I like trains more than planes or busses.
I like to observe the people sitting in front of you. I like people with whom you’re not too close, whom you can look straight into the eyes, whose sight you can steal, from whose sight you can’t hide away. I like people who can’t fall asleep by accident on your shoulder, like they do on the bus. I like people who don’t ask you where are you coming from and where are you flying – business or visiting?
No, I’m moving.
I’m moving away and I’m not visiting, neither doing any business. Yet.
I LIKE TRAINS WHEN IT RAINS
Heavy water drops are crushing against the windows. It’s cold and wet outside, and you’re warm and cozy inside. You’re just passing by. Passing by this weather, this stage of nature, and mind.
At this stage of life you’re safe.
I like trains because they feel safe. There’s no race, there’s no rush. And in case of an accident, emergency or conquest you can always run into the woods.
I don’t swim well, boats are cool and sailing is awesome, but I don’t swim well, so it’s unsafe. And planes, who is saint and safe up there anyway? I don’t know how to fly and I don’t swim.

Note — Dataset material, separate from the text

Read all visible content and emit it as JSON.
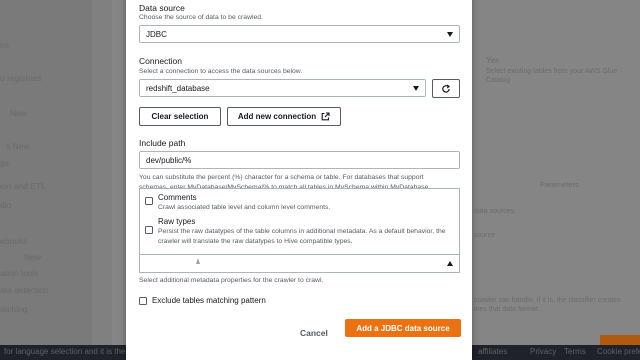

But I can crawl and I can run, so trains are safe for me.
I LIKE THE SOUND OF A TRAIN
I like trains because they’re quiet and strong. There’s a sophistication and the sense of history in the sound of a train. The sound of a train is the sound of an honest and hard-working man. He passes the tunnels, jumps over the lakes, runs the pine forests and walks in the lavender fields. The sound of the train is calm but strong, and certainly promising. Breath-taking green sights, which you can touch with your eyes, clear lakes, small villages, even the graffiti-painted suburbs… they’re all promising, promised lands.
So I pack my bags and buy my one-way ticket. And off I go, towards the promised land.
Steve Reich – Different Trains (Part 1)
A dedication to my dear grandfather Nikolai, who served the rails over 50 years, who taught me the greatness of simplicity, unlimited kindness and the beauty of each moment in life. To my grandfather, who never stopped loving my outspoken sarcasm and goofy dance moves while growing up.